Fry of course is a formidable opponent. With the black stallion Everdale she was a member of the British bronze-medal-winning team at the Tokyo Olympic Games in 2021 before taking team silver and both Grand Prix Special and Freestyle gold with her other stallion, Glamourdale, at the World Championship the following year. 

With Everdale she posted two Western European League wins this season at Mechelen, Belgium in December and Amsterdam, The Netherlands in January as well as finishing second in London, Great Britain before Christmas and at the last leg in ’s-Hertogenbosch, The Netherlands last month.   

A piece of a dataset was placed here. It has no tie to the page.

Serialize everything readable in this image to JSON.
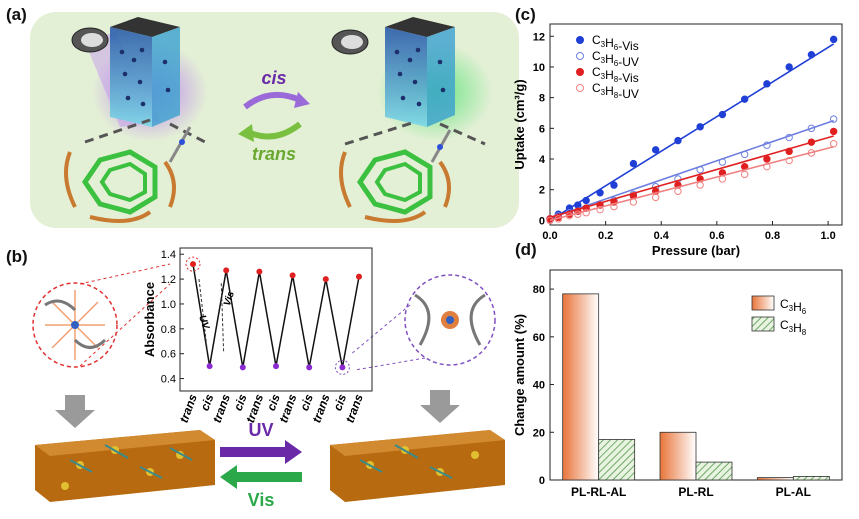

Add in the established and rising talent from the rest of the Western European League and those from Central Europe and North America along with the sole Pacific League contender, Melissa Galloway who brings Windermere J’Obei W, and the stage is set for an intriguing contest.


Repeat wins are a theme of this Final, and nobody has ever come close to matching the nine posted by The Netherlands’ Anky van Grunsven with her two great horses, Bonfire and Salinero, between 1995 and 2008.

However, no matter the result next week, no-one can rival Werth when it comes to sheer consistency as Riyadh 2024 will be the 24th FEI Dressage World Cup™ Final of her extraordinary career. 

More history will be written in the coming days, so don’t miss a hoofbeat….

More about the FEI Dressage World Cup™ 2024 Final:

The Ground Jury:

Level 4 Judges  

President - Hans Christian Matthiesen DEN

Janet Lee Foy USA

Peter Storr GBR

Elke Ebert GER

Thomas Lang AUT

Susan Hoevenaars AUS

Maria Collander FIN

Level 3 Judge

Eva-Maria Vint-Warmington EST

The Judges Supervisory Panel

Mary Seefried AUS

Liselotte Fore USA

The Timetable:

Grand Prix - Wednesday 17 April at 13.15 local time

Grand Prix Freestyle - Friday 19 April at 17.15 local time.  

The Competition Format:

FEI Grand Prix - drawn order, draw will take place on Tuesday 16 April at 20.00.

FEI Grand Prix Freestyle - all athlete/horse combinations who completed the FEI Grand Prix with a score of at least 65% will continue to the FEI Grand Prix Freestyle.